Mit den „Standpunkten 2005 – Die etwas anderen Forderungen zur Bundestagswahl“ hat der CGB seine politischen Schwerpunkte für die kommenden Jahre veröffentlicht. Die Vorstellungen und Forderungen sind in einem Koalitionsvertrag zu berücksichtigen. Sie sind für eine nachhaltige Politik des Vertrauens unerlässlich.
Für den größten politischen Auftrag der Politik hält der CGB die Schaffung von Rahmenbedingungen, damit die Gewerkschaften leichter ein sozial gerechtes Arbeitsleben organisieren können. Dafür ist es unerlässlich, dass den Tarifvertragsparteien wieder Spielräume für Tarifverhandlungen gegeben werden. Das Arbeitsrecht ist weiterzuentwickeln und die sozialen Sicherungssysteme sind so zu organisieren, dass eine nachhaltige Finanzierbarkeit garantiert ist.
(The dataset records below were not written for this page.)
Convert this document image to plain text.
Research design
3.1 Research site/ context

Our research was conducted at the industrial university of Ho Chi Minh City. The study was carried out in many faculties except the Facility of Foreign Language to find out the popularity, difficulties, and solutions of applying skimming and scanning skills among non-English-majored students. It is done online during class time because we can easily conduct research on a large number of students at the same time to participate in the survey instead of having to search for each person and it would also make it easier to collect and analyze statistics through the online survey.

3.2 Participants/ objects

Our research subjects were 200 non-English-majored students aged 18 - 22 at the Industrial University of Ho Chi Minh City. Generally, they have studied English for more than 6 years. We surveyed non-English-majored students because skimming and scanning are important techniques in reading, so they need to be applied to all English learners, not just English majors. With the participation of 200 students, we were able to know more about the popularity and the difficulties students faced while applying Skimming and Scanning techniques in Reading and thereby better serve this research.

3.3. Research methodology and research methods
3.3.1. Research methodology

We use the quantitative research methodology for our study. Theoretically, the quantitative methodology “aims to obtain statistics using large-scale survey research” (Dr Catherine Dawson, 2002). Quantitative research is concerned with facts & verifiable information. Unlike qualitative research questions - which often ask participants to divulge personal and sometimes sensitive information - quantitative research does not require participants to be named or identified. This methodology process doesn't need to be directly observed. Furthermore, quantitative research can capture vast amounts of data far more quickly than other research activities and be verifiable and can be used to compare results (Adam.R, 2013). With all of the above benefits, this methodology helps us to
Der CGB erwartet von einer neuen Bundesregierung, dass die Tarifautonomie unangetastet bleibt. Betriebliche Bündnisse für Arbeit sind überall dort notwendig, wo Arbeitsplätze gesichert werden können. Ohne die Einbeziehung der Tarifvertragsparteien in einen solchen Prozess bleibt jedoch jeder Abschluss nur Stückwerk. Es muss garantiert bleiben, dass nicht jedermann Tarifverträge aushandeln und abschließen kann. Bestimmte Voraussetzungen sind an die Tarifvertragsparteien zu stellen, um ihnen den Abschluss von Tarifverträgen zu ermöglichen. Alles andere zerstört das ordnungspolitische Instrument des Tarifvertrages und wird den Druck auf die Politik nach Einführung gesetzlicher Mindestlöhne nur erhöhen. Diese werden vom CGB jedoch nach wie vor abgelehnt.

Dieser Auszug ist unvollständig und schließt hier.